By replacing some of the nano-gold with magnetic nano-rust, researchers show that the hybrid gold and rust nanostructures are able to photothermally heat the surrounding media as efficiently as pure gold nanoparticles, even with a significantly smaller concentration of gold.
“In a way, we’ve done a little better than alchemy,” said George Larsen, co-investigator and postdoctoral researcher in the Group for Innovation and Advancements in Nano-Technology Sciences at the Savannah River National Laboratory, “because these new hybrid nanoparticles not only behave better than gold in some cases, but also have magnetic functionality.”
Murph and her team looked at three different shapes of hybrid nanoparticles in this research—spheres, rings and tubes.
“A differently shaped nanoparticle means that the atoms are arranged differently—into cubes, hexagons or triangles, for example,” she said. “A different atom arrangement means different packing densities, spacing between atoms, defects, surface area and surface energies. Different shapes lead to an increased atom area that is exposed to catalyze a chemical reaction.
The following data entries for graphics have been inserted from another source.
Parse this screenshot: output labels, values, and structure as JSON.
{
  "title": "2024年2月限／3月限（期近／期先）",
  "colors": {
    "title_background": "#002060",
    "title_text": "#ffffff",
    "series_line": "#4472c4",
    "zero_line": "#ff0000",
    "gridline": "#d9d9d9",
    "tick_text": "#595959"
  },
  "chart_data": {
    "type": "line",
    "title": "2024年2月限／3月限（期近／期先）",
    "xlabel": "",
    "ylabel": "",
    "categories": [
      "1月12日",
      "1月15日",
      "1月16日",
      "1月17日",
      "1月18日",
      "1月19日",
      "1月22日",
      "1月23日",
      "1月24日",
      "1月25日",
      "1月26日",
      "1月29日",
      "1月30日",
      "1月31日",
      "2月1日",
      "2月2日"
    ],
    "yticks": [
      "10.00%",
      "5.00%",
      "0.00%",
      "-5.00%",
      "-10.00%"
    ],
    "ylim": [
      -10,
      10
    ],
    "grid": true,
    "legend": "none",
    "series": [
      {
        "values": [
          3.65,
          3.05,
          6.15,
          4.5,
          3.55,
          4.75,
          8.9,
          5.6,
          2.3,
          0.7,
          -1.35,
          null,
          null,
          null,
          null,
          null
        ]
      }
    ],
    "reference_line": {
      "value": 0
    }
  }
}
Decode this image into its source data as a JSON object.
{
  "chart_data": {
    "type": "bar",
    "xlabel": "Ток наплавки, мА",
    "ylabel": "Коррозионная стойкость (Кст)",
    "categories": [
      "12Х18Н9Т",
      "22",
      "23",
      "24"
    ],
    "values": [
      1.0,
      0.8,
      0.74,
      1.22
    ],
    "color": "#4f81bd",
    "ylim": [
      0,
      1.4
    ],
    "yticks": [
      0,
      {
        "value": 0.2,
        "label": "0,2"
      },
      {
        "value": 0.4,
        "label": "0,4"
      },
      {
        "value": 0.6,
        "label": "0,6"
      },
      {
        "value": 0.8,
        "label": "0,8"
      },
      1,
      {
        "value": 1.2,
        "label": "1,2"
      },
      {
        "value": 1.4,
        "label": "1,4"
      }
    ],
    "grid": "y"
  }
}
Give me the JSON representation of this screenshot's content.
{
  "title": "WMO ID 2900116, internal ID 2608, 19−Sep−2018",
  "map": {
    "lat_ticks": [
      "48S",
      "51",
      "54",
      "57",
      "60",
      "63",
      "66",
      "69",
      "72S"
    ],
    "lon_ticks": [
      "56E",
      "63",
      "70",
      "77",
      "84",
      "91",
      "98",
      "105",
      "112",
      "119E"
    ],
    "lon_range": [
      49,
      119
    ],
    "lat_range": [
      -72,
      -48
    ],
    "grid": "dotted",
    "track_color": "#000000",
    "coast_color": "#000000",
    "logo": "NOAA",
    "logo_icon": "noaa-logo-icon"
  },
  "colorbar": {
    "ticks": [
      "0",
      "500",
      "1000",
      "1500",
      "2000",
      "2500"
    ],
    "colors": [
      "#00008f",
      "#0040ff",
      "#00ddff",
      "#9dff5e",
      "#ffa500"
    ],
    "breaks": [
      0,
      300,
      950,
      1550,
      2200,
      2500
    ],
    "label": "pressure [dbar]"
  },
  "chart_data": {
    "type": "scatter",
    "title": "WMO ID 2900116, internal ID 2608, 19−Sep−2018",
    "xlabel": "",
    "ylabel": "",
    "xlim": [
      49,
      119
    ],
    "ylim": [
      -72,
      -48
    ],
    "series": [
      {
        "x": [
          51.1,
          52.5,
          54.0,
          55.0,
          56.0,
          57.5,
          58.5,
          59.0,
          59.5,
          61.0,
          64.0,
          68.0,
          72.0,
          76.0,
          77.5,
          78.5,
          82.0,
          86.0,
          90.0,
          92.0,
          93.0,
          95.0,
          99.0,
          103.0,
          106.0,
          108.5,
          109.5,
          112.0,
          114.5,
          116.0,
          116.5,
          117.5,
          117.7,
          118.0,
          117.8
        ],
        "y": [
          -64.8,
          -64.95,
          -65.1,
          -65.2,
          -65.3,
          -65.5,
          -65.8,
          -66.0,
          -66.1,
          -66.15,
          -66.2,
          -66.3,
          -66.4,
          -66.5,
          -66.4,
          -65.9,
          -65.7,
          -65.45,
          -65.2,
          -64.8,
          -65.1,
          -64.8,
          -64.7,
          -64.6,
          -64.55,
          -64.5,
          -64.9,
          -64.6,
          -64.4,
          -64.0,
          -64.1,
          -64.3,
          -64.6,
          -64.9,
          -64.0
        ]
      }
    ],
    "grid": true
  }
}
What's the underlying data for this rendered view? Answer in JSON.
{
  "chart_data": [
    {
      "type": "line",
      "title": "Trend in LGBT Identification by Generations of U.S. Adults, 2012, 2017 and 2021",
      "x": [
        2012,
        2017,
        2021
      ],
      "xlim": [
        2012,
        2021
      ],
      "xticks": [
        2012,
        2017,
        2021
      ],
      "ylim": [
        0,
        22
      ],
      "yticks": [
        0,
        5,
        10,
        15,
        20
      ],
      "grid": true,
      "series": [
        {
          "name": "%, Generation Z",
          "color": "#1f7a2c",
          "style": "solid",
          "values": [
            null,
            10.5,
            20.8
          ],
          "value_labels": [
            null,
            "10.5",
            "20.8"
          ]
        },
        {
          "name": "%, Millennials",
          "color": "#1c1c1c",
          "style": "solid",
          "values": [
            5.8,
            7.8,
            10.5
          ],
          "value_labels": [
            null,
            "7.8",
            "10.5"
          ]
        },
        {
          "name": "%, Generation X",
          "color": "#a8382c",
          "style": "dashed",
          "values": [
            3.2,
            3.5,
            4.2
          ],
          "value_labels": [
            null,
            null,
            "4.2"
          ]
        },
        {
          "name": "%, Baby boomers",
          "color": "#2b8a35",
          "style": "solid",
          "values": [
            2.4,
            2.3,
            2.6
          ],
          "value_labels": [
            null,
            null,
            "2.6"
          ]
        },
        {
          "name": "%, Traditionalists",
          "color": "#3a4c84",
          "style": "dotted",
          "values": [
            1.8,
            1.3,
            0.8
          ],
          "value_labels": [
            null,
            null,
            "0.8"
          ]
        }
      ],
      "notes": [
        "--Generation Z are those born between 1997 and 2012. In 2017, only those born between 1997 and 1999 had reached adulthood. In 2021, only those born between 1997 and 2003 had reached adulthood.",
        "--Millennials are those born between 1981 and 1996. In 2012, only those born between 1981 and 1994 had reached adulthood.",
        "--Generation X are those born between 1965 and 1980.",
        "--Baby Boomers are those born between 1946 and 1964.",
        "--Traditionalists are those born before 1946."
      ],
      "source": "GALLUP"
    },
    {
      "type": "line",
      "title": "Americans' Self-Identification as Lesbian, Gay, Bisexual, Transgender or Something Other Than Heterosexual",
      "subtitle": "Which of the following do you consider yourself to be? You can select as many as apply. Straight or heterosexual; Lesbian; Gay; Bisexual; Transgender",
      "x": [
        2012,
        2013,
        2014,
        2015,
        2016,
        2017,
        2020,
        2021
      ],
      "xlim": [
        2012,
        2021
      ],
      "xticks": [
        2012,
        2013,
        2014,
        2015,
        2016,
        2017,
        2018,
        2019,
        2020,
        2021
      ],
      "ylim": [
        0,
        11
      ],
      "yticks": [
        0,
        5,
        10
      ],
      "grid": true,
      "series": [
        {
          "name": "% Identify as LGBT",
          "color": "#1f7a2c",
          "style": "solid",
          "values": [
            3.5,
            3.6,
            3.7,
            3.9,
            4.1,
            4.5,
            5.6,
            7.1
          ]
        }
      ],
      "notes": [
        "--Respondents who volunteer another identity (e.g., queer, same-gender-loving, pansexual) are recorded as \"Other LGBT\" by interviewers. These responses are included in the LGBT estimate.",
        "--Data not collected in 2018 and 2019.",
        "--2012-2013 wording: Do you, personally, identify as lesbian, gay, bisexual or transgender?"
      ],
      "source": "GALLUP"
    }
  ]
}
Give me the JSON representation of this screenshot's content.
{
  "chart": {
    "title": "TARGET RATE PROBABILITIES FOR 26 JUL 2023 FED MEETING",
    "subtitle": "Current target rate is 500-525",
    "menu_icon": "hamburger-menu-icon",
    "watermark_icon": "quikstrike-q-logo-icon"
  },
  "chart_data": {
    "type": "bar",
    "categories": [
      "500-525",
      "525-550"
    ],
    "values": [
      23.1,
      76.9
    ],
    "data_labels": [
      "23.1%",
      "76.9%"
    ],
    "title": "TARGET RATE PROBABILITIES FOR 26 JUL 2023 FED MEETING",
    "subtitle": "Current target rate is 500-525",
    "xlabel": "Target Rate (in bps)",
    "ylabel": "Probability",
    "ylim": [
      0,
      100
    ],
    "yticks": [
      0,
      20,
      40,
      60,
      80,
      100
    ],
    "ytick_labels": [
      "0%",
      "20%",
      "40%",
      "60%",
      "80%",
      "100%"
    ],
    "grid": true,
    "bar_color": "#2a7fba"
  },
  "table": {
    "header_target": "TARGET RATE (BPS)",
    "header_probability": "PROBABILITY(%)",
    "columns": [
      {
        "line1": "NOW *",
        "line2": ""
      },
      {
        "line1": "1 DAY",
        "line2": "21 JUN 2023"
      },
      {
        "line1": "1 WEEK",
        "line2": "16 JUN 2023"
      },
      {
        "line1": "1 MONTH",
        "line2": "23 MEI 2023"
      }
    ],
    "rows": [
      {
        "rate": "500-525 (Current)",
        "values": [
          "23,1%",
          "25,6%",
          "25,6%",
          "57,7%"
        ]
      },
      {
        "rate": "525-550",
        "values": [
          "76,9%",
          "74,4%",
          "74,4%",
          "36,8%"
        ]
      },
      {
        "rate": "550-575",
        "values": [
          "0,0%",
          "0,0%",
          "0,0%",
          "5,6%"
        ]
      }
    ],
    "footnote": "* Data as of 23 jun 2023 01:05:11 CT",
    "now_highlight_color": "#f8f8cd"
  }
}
Scientifically speaking, different shape means different crystallographic facets and surface energy that could lead to higher catalytic activity and different catalytic products.
“The results of our research showed that the ring- and tube-shaped hybrid nanoparticles proved to be better catalytic materials than the sphere-shaped nanoparticles because of the way the atoms are arranged in the structure at this nanoscale. More importantly, the hybrid nanoparticles of gold and rust are better catalysts than gold nanoparticles alone, even with a significantly smaller amount of gold.
When these different shaped hybrid nanoparticles were exposed to light of specific wavelength, the spheres heated the solution up to slightly higher temperatures than the ring- or tube-shaped nanoparticles.
“This could have a variety of biological applications such as tracking, drug delivery or imaging inside the body,” Murph said. “If you feed these gold nanoparticles to bacteria and shine the light on them, you could destroy these by just using light.”
The hybrid structures could also be used for new application, such as sensing, hyperthermia treatment, environmental cleaning and protection medical imaging applications including magnetic resonance imaging contrast agents, product detection and manipulation.
The research study, “Multifunctional Hybrid Fe2O3-Au Nanoparticles for Efficient Plasmonic Heating,” is available at http://www.jove.com/video/53598/multifunctional-hybrid-fe2o3-au-nanoparticles-for-efficient-plasmonic.
The study was supported by Department of Energy Laboratory Directed Research & Development Strategic Initiative Program of the Savannah River National Laboratory.
Additional co-investigators on this study were Robert Lascola and Will Farr of the Savannah River National Laboratory.